A estação do trem, mesmo pequenina, era o coração daquela cidade. Todos passavam por lá, mesmo que fosse para apreciar o movimento de chegada e de partida dos passageiros.

 

rodrigo (1)

Ali tudo acontecia. O vai e vem de pessoas atraía a atenção de muita gente e aos poucos a cidade crescia em volta da estação. Era mesmo um lugar mágico onde até mesmo uma inocente troca de olhares terminava, com o tempo, em casamento.
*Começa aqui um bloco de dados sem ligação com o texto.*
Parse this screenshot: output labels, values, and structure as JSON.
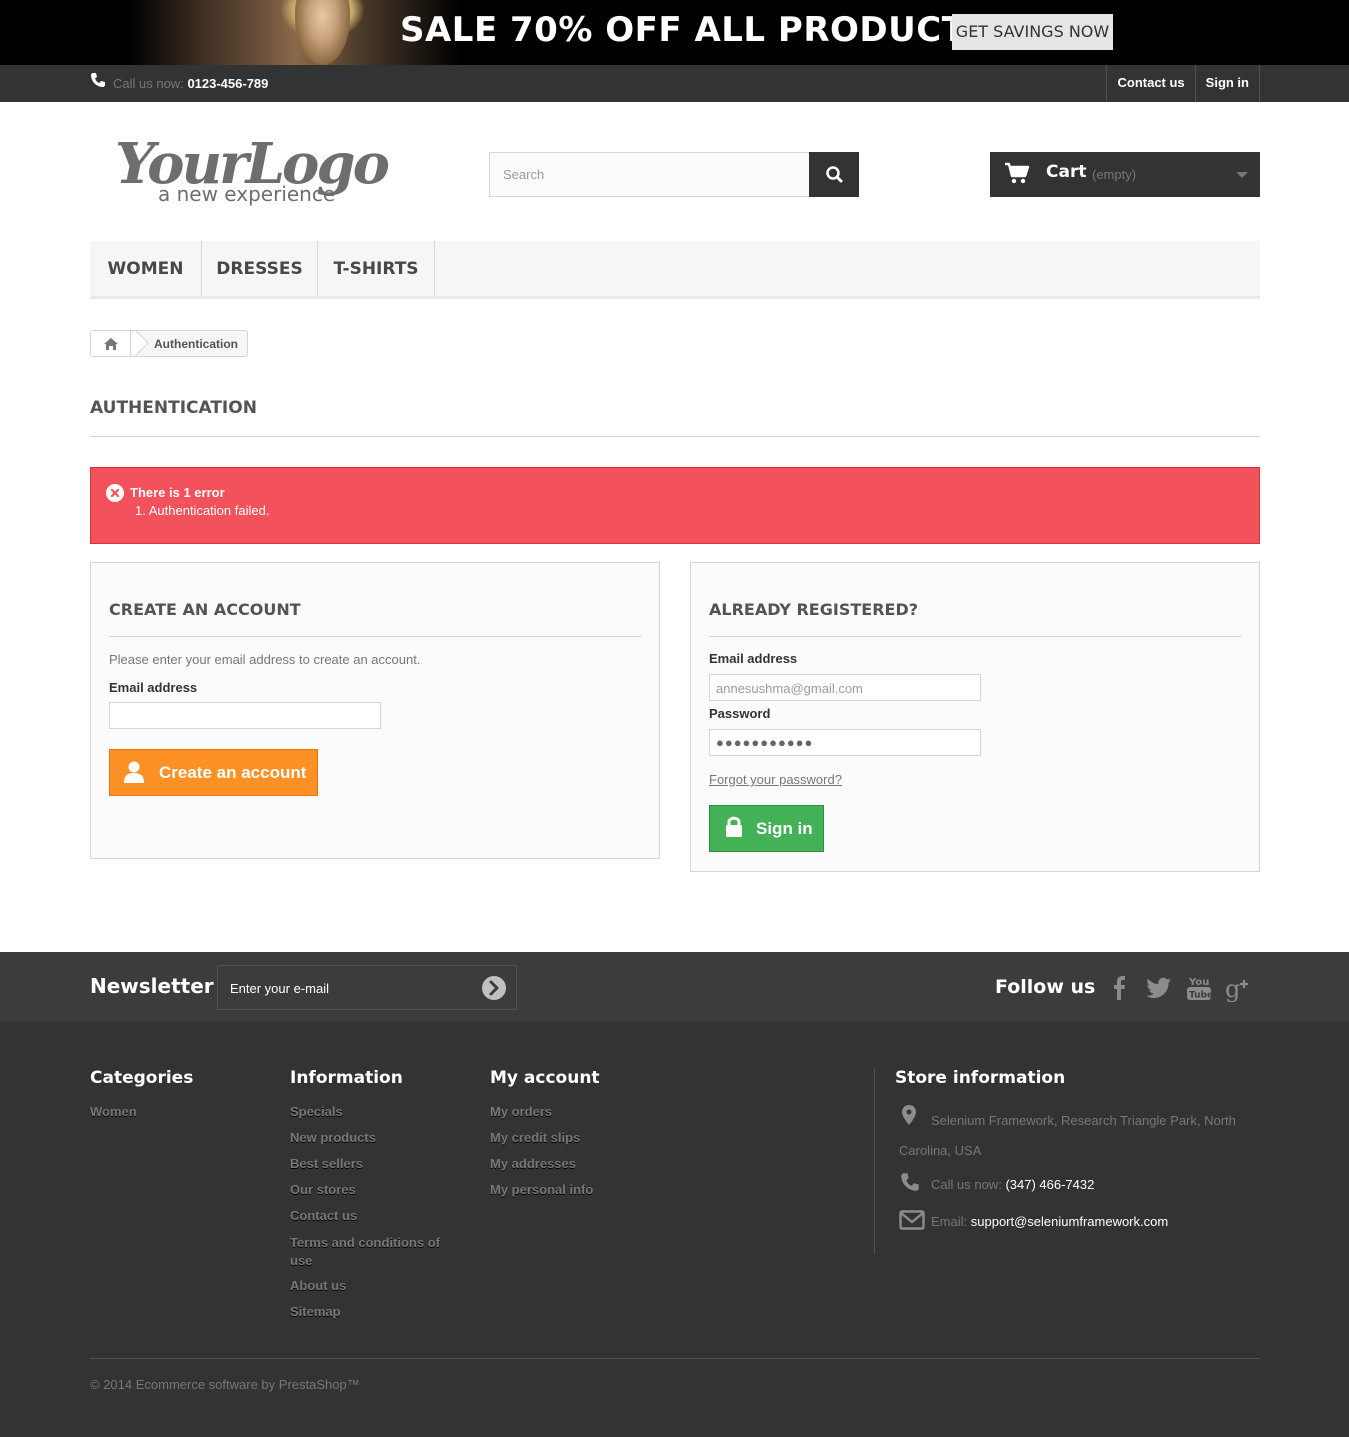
{
  "banner": {
    "headline": "SALE 70% OFF ALL PRODUCTS",
    "cta_label": "GET SAVINGS NOW"
  },
  "topnav": {
    "call_label": "Call us now:",
    "phone": "0123-456-789",
    "links": [
      "Contact us",
      "Sign in"
    ]
  },
  "header": {
    "logo_script": "YourLogo",
    "logo_tagline": "a new experience",
    "search_placeholder": "Search",
    "cart_label": "Cart",
    "cart_status": "(empty)"
  },
  "menu": {
    "items": [
      "WOMEN",
      "DRESSES",
      "T-SHIRTS"
    ]
  },
  "breadcrumb": {
    "current": "Authentication"
  },
  "page": {
    "heading": "AUTHENTICATION"
  },
  "alert": {
    "title": "There is 1 error",
    "items": [
      "1. Authentication failed."
    ]
  },
  "create_account": {
    "title": "CREATE AN ACCOUNT",
    "hint": "Please enter your email address to create an account.",
    "email_label": "Email address",
    "email_value": "",
    "button_label": "Create an account"
  },
  "login": {
    "title": "ALREADY REGISTERED?",
    "email_label": "Email address",
    "email_value": "annesushma@gmail.com",
    "password_label": "Password",
    "password_value": "●●●●●●●●●●●",
    "forgot_label": "Forgot your password?",
    "button_label": "Sign in"
  },
  "newsletter": {
    "title": "Newsletter",
    "placeholder": "Enter your e-mail",
    "follow_label": "Follow us",
    "social_icons": [
      "facebook-icon",
      "twitter-icon",
      "youtube-icon",
      "google-plus-icon"
    ]
  },
  "footer": {
    "categories": {
      "title": "Categories",
      "links": [
        "Women"
      ]
    },
    "information": {
      "title": "Information",
      "links": [
        "Specials",
        "New products",
        "Best sellers",
        "Our stores",
        "Contact us",
        "Terms and conditions of use",
        "About us",
        "Sitemap"
      ]
    },
    "my_account": {
      "title": "My account",
      "links": [
        "My orders",
        "My credit slips",
        "My addresses",
        "My personal info"
      ]
    },
    "store": {
      "title": "Store information",
      "address": "Selenium Framework, Research Triangle Park, North Carolina, USA",
      "call_label": "Call us now:",
      "phone": "(347) 466-7432",
      "email_label": "Email:",
      "email": "support@seleniumframework.com"
    },
    "copyright": "© 2014 Ecommerce software by PrestaShop™"
  },
  "colors": {
    "alert_red": "#f3515c",
    "create_orange": "#fe9126",
    "signin_green": "#43b155",
    "dark": "#333333"
  }
}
Naquele tempo a estação ferroviária de fachada vistosa, telhado amplo e com grandes janelas e portas confeccionadas em madeira de lei era a principal ligação da cidadezinha com o mundo aqui fora. A sua estrada de ferro era uma artéria que se ligava a outras e levava de tudo para aquele lugar. De alimentos a remédios, roupas e até mesmo sonhos.
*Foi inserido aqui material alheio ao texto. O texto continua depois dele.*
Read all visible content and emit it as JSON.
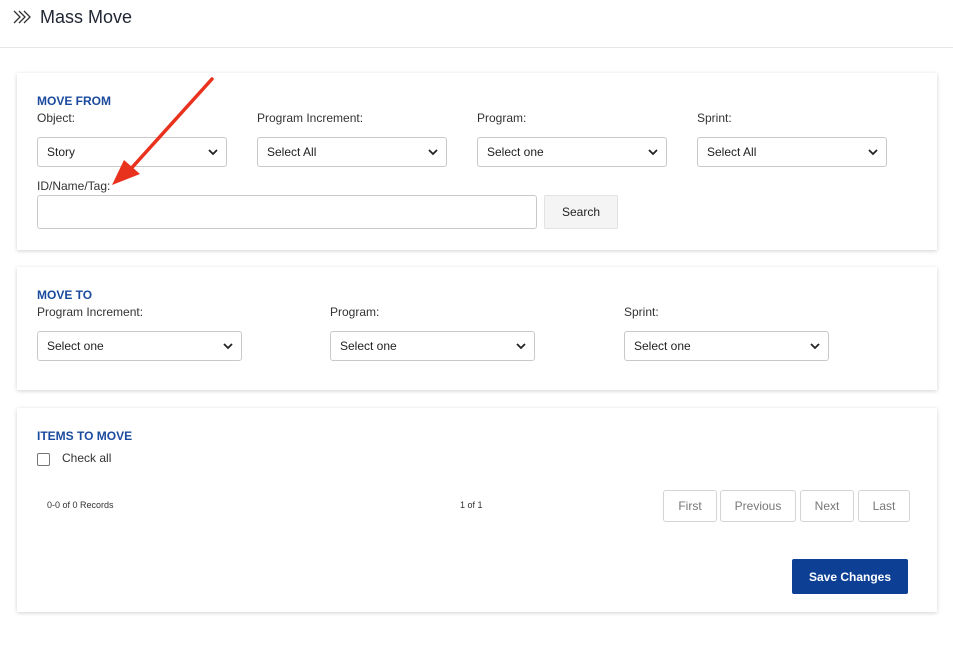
{
  "header": {
    "title": "Mass Move",
    "icon": "double-chevron-right-icon"
  },
  "move_from": {
    "title": "MOVE FROM",
    "object": {
      "label": "Object:",
      "value": "Story"
    },
    "program_increment": {
      "label": "Program Increment:",
      "value": "Select All"
    },
    "program": {
      "label": "Program:",
      "value": "Select one"
    },
    "sprint": {
      "label": "Sprint:",
      "value": "Select All"
    },
    "id_field": {
      "label": "ID/Name/Tag:",
      "value": "",
      "placeholder": ""
    },
    "search_label": "Search"
  },
  "move_to": {
    "title": "MOVE TO",
    "program_increment": {
      "label": "Program Increment:",
      "value": "Select one"
    },
    "program": {
      "label": "Program:",
      "value": "Select one"
    },
    "sprint": {
      "label": "Sprint:",
      "value": "Select one"
    }
  },
  "items_to_move": {
    "title": "ITEMS TO MOVE",
    "check_all_label": "Check all",
    "records_text": "0-0 of 0 Records",
    "page_text": "1 of 1",
    "pagination": {
      "first": "First",
      "previous": "Previous",
      "next": "Next",
      "last": "Last"
    },
    "save_label": "Save Changes"
  },
  "colors": {
    "accent": "#1a4a9e",
    "primary_button": "#0d3f95",
    "annotation_arrow": "#e8321e"
  }
}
Juca era um dos principais frequentadores da estação. Menino de pés descalços ajudava em casa com as moedas que recebia por engraxar os sapatos dos elegantes senhores que frequentavam aquele lugar. Gente que vinha negociar gado ou café e com o seu dinheiro tocavam a vida daquela cidadezinha.

         – Rapazinho, tome cuidado! Estás me borrando toda a meia com essa graxa! – esbravejou o senhor de bigode grosso e terno escuro e que tinha os sapatos engraxados por Juca.
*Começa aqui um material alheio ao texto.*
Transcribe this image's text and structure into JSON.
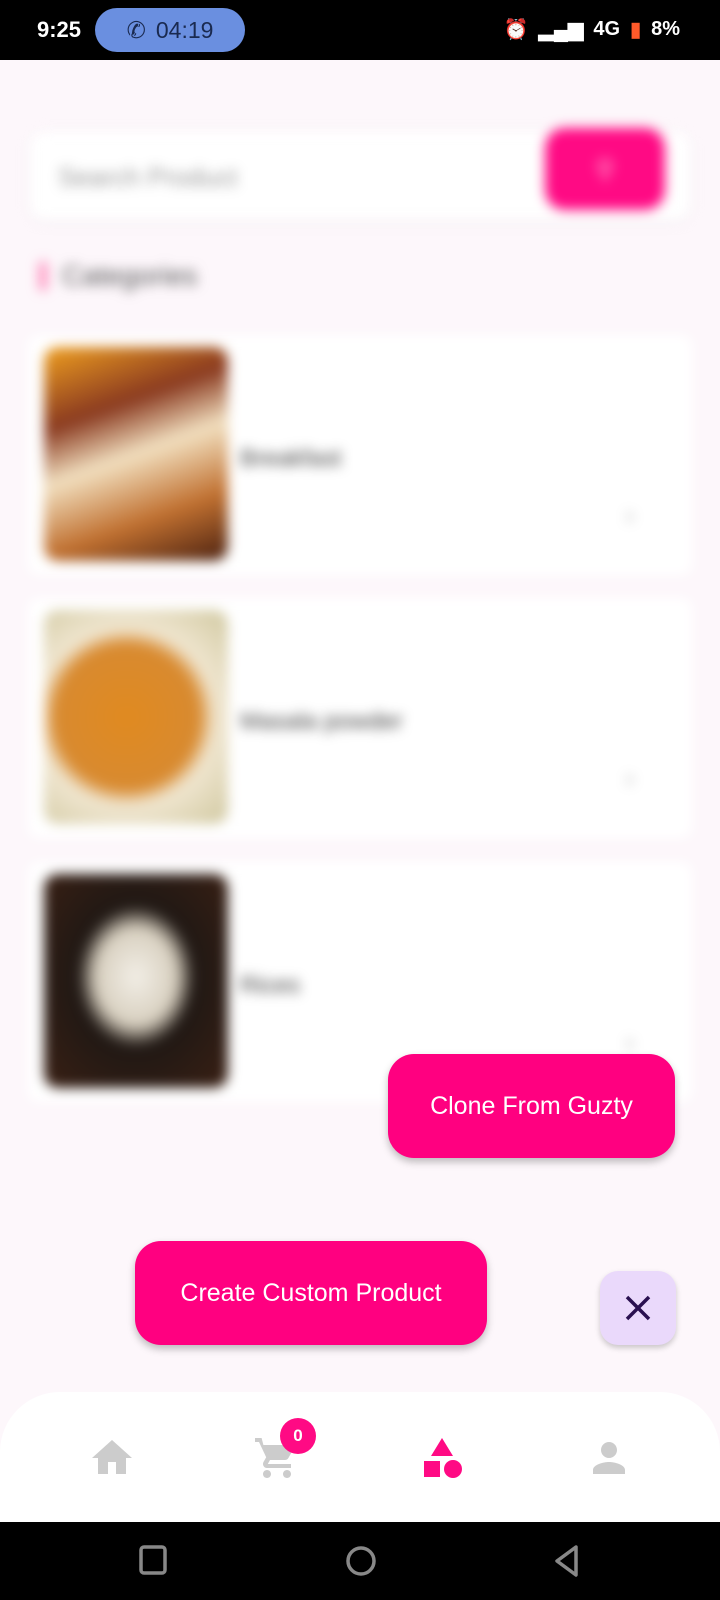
{
  "status_bar": {
    "time": "9:25",
    "call_timer": "04:19",
    "network": "4G",
    "battery": "8%"
  },
  "search": {
    "placeholder": "Search Product"
  },
  "categories": {
    "title": "Categories",
    "items": [
      {
        "label": "Breakfast"
      },
      {
        "label": "Masala powder"
      },
      {
        "label": "Rices"
      }
    ]
  },
  "actions": {
    "clone": "Clone From Guzty",
    "create": "Create Custom Product"
  },
  "bottom_nav": {
    "cart_count": "0",
    "items": [
      "home",
      "cart",
      "categories",
      "profile"
    ],
    "active": "categories"
  },
  "colors": {
    "accent": "#ff0080",
    "inactive": "#cccccc",
    "fab_close": "#ead9fb"
  }
}
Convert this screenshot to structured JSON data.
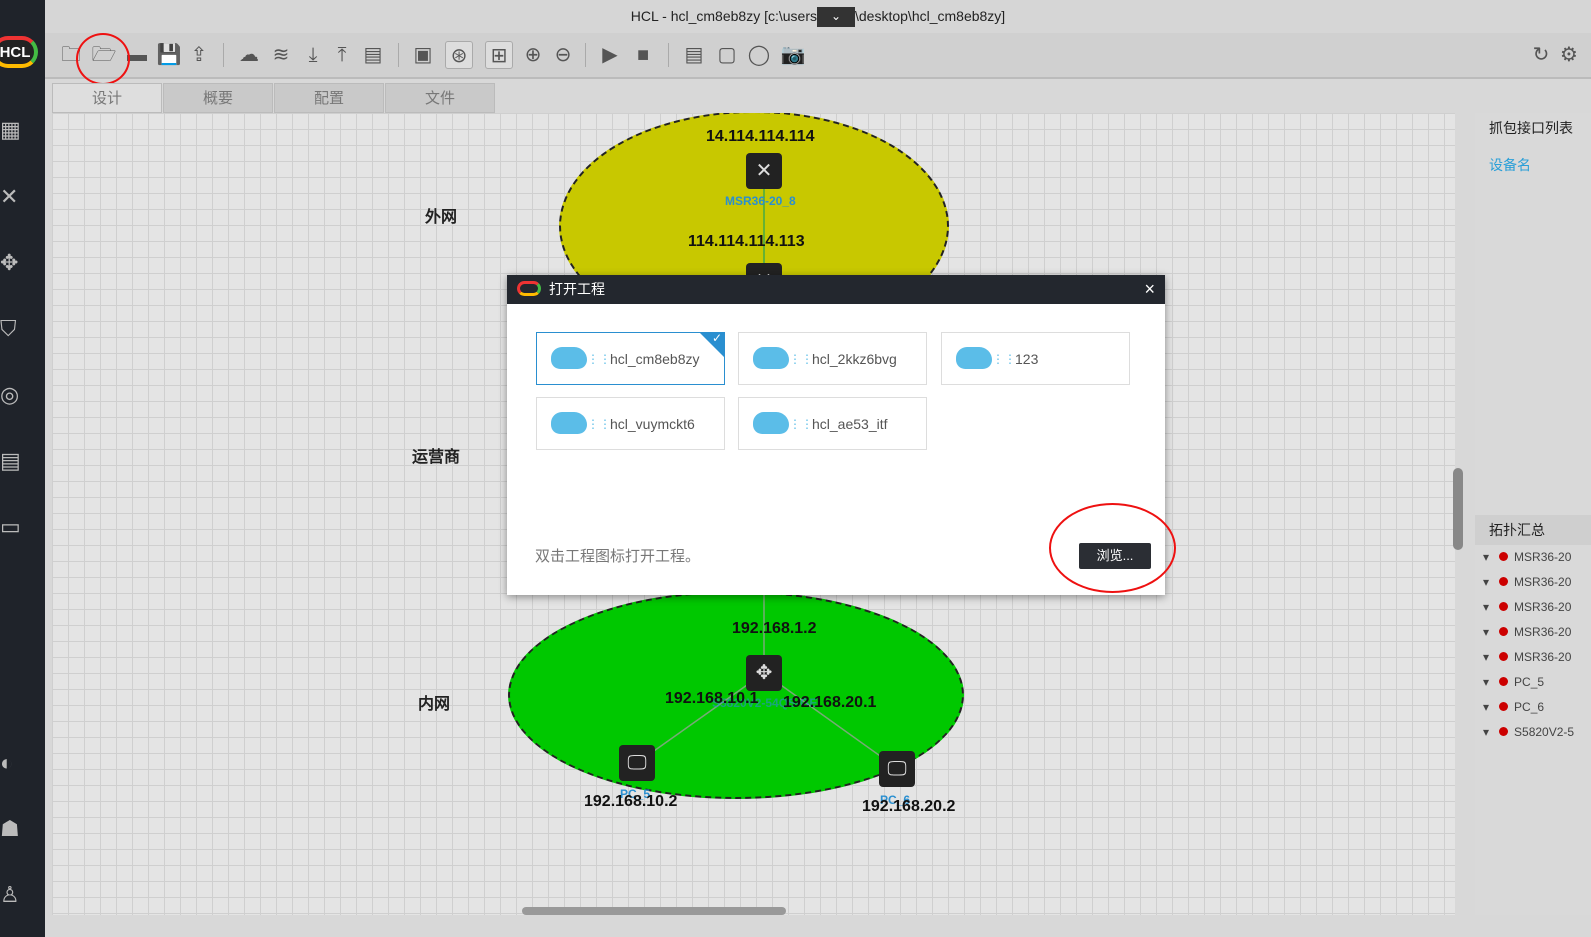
{
  "window": {
    "title_prefix": "HCL - hcl_cm8eb8zy [c:\\users",
    "title_suffix": "\\desktop\\hcl_cm8eb8zy]",
    "logo": "HCL"
  },
  "tabs": [
    {
      "label": "设计"
    },
    {
      "label": "概要"
    },
    {
      "label": "配置"
    },
    {
      "label": "文件"
    }
  ],
  "canvas": {
    "zones": {
      "outer": "外网",
      "isp": "运营商",
      "inner": "内网"
    },
    "ips": [
      "14.114.114.114",
      "114.114.114.113",
      "192.168.1.2",
      "192.168.10.1",
      "192.168.20.1",
      "192.168.10.2",
      "192.168.20.2"
    ],
    "devices": {
      "router": "MSR36-20_8",
      "switch": "S5820V2-54QS-GE",
      "pc5": "PC_5",
      "pc6": "PC_6"
    },
    "colors": {
      "outer": "#c8c800",
      "inner": "#00c800"
    }
  },
  "right_panel": {
    "capture_title": "抓包接口列表",
    "device_name": "设备名",
    "topology_title": "拓扑汇总",
    "items": [
      "MSR36-20",
      "MSR36-20",
      "MSR36-20",
      "MSR36-20",
      "MSR36-20",
      "PC_5",
      "PC_6",
      "S5820V2-5"
    ]
  },
  "dialog": {
    "title": "打开工程",
    "close": "×",
    "projects": [
      "hcl_cm8eb8zy",
      "hcl_2kkz6bvg",
      "123",
      "hcl_vuymckt6",
      "hcl_ae53_itf"
    ],
    "hint": "双击工程图标打开工程。",
    "browse": "浏览..."
  }
}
Entusiasmado, o menino nem deu muita atenção à repreensão daquele negociante. Mas com intimidade revelava os seus anseios àquele senhor:

         – Já decidi: vou ser maquinista! Quero estar um dia aqui e um dia ali. E se Deus quiser, ainda haverei de levar minha locomotiva até o porto e verei o mar. Dizem que lá tem peixe que come gente e é maior do que a casa do Barão.

O negociante desenrugou a testa e ao ouvir o menino, passou a se divertir com as histórias que contava. Juca nunca se atreveu a sair daquela cidade. E tudo o que sabia do mundo era o que ouvia, curioso, na estação ferroviária. Afinal, não durou muito na escola e sem livros conhecia as coisas pela boca dos outros.

         – Menino tu és jovens e tens uma vida toda pela frente. Mas não se consegue nada só sonhando. Explicou-lhe o negociante.

– Eu não sonho apenas, meu senhor, também rezo e junto minhas moedas. Um dia vou ter o suficiente para aprender a guiar aquela locomotiva e aí consigo o mundo no meu reboque.

O negociante acostumado a tratar com todo tipo de gente, admirou-se com a firmeza do menino. Resolveu que todas as vezes que estivesse naquela cidade, engraxaria os sapatos com Juca e lhe daria uma gorjeta maior: não que o serviço dele fosse o melhor, mas simplesmente porque queria que mundo daquele garoto fosse realmente do tamanho do seu pensamento.

Juca, por algum tempo, continuou ouvindo e contando história. Até que cresceu e fez a sua. Hoje contam a história do menino que virou maquinista e que cruza a serra a caminho do mar.

Para ele, valeu apena sonhar. Foi o começo de tudo.